Réf
35714
Juridiction
Cour de cassation
Pays/Ville
Maroc/Rabat
N° de décision
401
Date de décision
08/10/2015
N° de dossier
2013/1/3/1576
Type de décision
Arrêt
Chambre
Commerciale
Mots clés
قرارات محكمة النقض, Restitution des documents comptables et clés de l'entreprise, Redressement judiciaire, Fautes de gestion, Extension de la procédure collective aux dirigeants, Exécution du plan de continuation, Erreur de droit, Demande d'extension aux dirigeants devenue sans objet, Compétence du tribunal de la procédure collective, Clôture de la procédure pour apurement du passif, Cassation partielle, Autonomie de l'action en restitution après clôture du redressement, Action en restitution contre les anciens dirigeants
Base légale
Article(s) : 706 - Dahir n° 1-96-83 du 15 rabii I 1417 (1er août 1996) portant promulgation de la loi n° 15-95 formant code de commerce
Source
Ouvrage : نظام الضمانات المنقولة ومساطر صعوبات المقاولة | Auteur : الدكتور عمر السكتاني | Edition : 16/15 سلسلة قانون الأعمال والممارسة القضائية | Année : 2023
La Cour de cassation juge que l’exécution intégrale par une entreprise de son plan de redressement judiciaire, entraînant l’apurement total de son passif, prive nécessairement d’objet toute demande tendant à étendre la procédure collective aux anciens dirigeants en raison de leurs fautes de gestion. La finalité de cette extension, qui consiste à permettre la contribution personnelle des dirigeants au règlement du passif social, disparaît en effet dès lors que la société a elle-même intégralement désintéressé ses créanciers.
La Haute juridiction distingue toutefois clairement cette situation de l’action distincte visant à obtenir des mêmes dirigeants la restitution des documents comptables et des clés de l’entreprise, lorsqu’elle a été introduite antérieurement à la clôture de la procédure collective. Elle précise que cette clôture ne dessaisit nullement la juridiction initialement compétente, ni ne fait obstacle à l’examen au fond de cette demande de restitution régulièrement formée avant la clôture.

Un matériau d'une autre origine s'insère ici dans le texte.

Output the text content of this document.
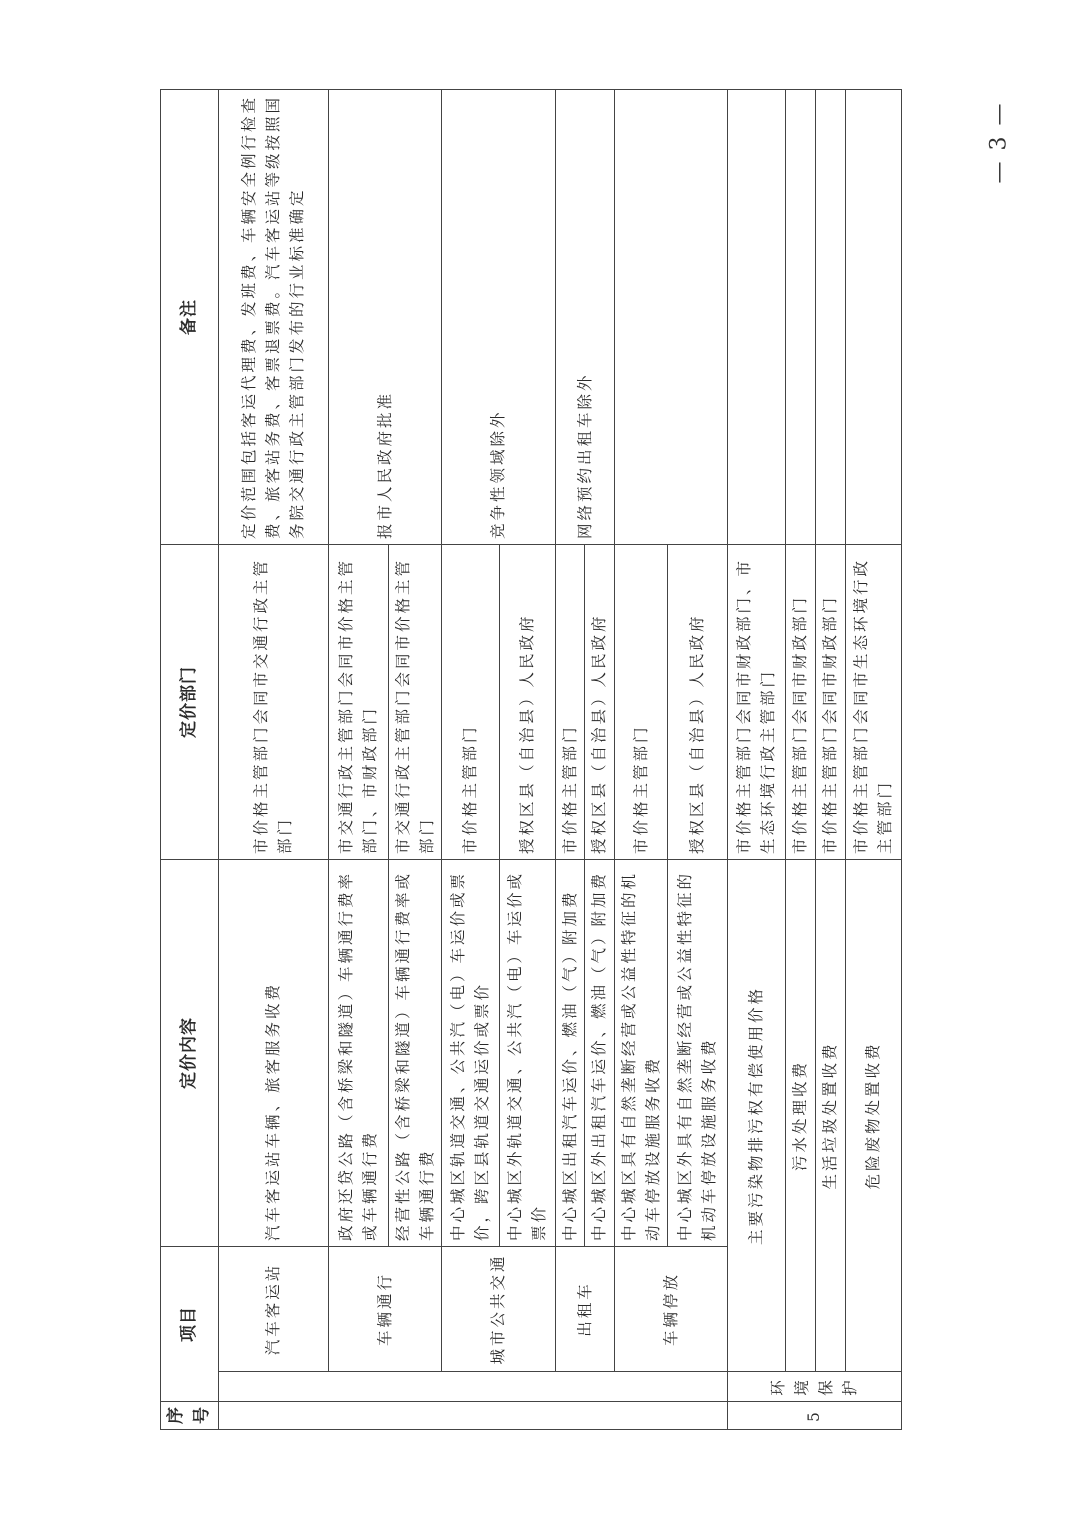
序号	项目		定价内容	定价部门	备注
		汽车客运站	汽车客运站车辆、旅客服务收费	市价格主管部门会同市交通行政主管部门	定价范围包括客运代理费、发班费、车辆安全例行检查费、旅客站务费、客票退票费。汽车客运站等级按照国务院交通行政主管部门发布的行业标准确定
		车辆通行	政府还贷公路（含桥梁和隧道）车辆通行费率或车辆通行费	市交通行政主管部门会同市价格主管部门、市财政部门	报市人民政府批准
			经营性公路（含桥梁和隧道）车辆通行费率或车辆通行费	市交通行政主管部门会同市价格主管部门	
		城市公共交通	中心城区轨道交通、公共汽（电）车运价或票价，跨区县轨道交通运价或票价	市价格主管部门	竞争性领域除外
			中心城区外轨道交通、公共汽（电）车运价或票价	授权区县（自治县）人民政府	
		出租车	中心城区出租汽车运价、燃油（气）附加费	市价格主管部门	网络预约出租车除外
			中心城区外出租汽车运价、燃油（气）附加费	授权区县（自治县）人民政府	
		车辆停放	中心城区具有自然垄断经营或公益性特征的机动车停放设施服务收费	市价格主管部门	
			中心城区外具有自然垄断经营或公益性特征的机动车停放设施服务收费	授权区县（自治县）人民政府	
5	环境保护	主要污染物排污权有偿使用价格		市价格主管部门会同市财政部门、市生态环境行政主管部门	
		污水处理收费		市价格主管部门会同市财政部门	
		生活垃圾处置收费		市价格主管部门会同市财政部门	
		危险废物处置收费		市价格主管部门会同市生态环境行政主管部门	
— 3 —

En conséquence, commet une erreur de droit la cour d’appel qui fonde exclusivement son rejet de la demande en restitution sur la clôture postérieure du redressement judiciaire. La Cour de cassation rappelle à ce titre le principe essentiel selon lequel la compétence pour statuer sur les actions connexes à une procédure collective doit être appréciée à la date de leur introduction, sans que la clôture ultérieure de la procédure principale puisse remettre en cause cette compétence.
Dès lors, la cassation partielle s’impose, l’arrêt attaqué étant privé de base légale pour avoir écarté à tort l’examen au fond d’une demande en restitution régulièrement introduite avant la clôture de la procédure collective.